Sorry about your dog. I found a mutt puppy starving beside a country road 2 years ago. He appears to be part Staffordshire terrier and  something else with wire hair and a long tight curl tail. Black & white. With little training took him with us tracking last year and except for being afraid to swim big creeks and little rivers, he did a pretty good job and recovered 5 deer on his own. He has trouble stopping and baying a wounded deer by himself. Weighs 34 lbs. We have been working on his weak points this summer.


----------



## Dennis (Sep 1, 2016)

I've got a walker dog that will blood trail but she would do better if I could find a way to slow her down any body got any ideas


----------



## rvick (Sep 1, 2016)

Dennis said:


> I've got a walker dog that will blood trail but she would do better if I could find a way to slow her down any body got any ideas



 We always wrapped the tracking  lead around  their loins in a half hitch when training a dog that wanted to pull hard or was too fast. The dog needs to be taught "whoa" or "easy" anyway. Sometimes running the lead under the dog and pulling it's nose into the the ground helps. I'm guessing this is a running Walker instead of a treeing Walker. May have your hands full on slowing it down, but it can be done. I have a Drahthaar that needs to run out about 20 minutes worth of energy before she will settle in on a track. Good luck.


----------



## muzzy17is (Sep 5, 2016)

If I was gonna have a tracking dog I would like to try a beagle/cur mix. Preferably a Catahoula cur/beagle mix, short legged, medium to hot nose and not super gritty but smart.


----------



## Dennis (Sep 5, 2016)

It is a treeing walker and it too needs to run around first then she will settle down and track but she gets excited and over runs the trail but she has as always found the deer it's just not pretty or quick


----------



## king killer delete (Sep 5, 2016)

My lab and my beagle will do it


----------



## EthanJ (Sep 7, 2016)

My bloodhound is awesome.  I never really trained him.  Just got him to find me when he was a puppy.  His first blood trail was a deer shot in the shoulder with a .223.  Very little blood.  Trail was about a mile and a half (checked with fitbit) .  He stayed on the trail great, never left it.  I started to doubt him one time after 30 minutes of no blood but then we found a tiny drop.  He has since tracked quite a few deer and done flawlessly.  Only problem I've had is he wants to run wide open and can drag you a little when  he hits a really strong, fresh blood trail.


----------



## Dennis (Sep 12, 2016)

Mine is waiting on me to shoot something


----------



## Tadpole23 (Oct 30, 2016)

I run a blue pit that's about 105 pounds.

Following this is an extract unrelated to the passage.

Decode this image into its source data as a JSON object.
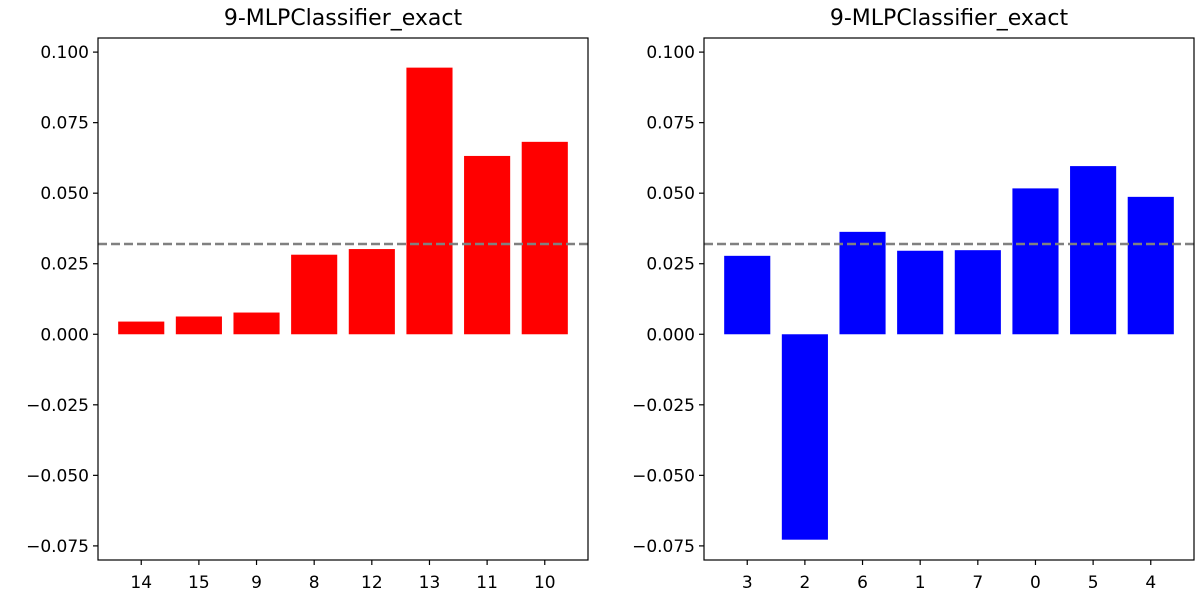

Got a heck of a nose on him never tracked anything older than 18 hours but he found that deer no problem. Problem with alot of dog is they won't stop the deer if it breaks out of the bed.  A good dog can stop him within a few hundred yards most of the time. If dog just keeps pushing deer it makes for along track. 84% of deer we track are alive when we find them dog does a great job of keeping deer in one spot until we can finish the job.


----------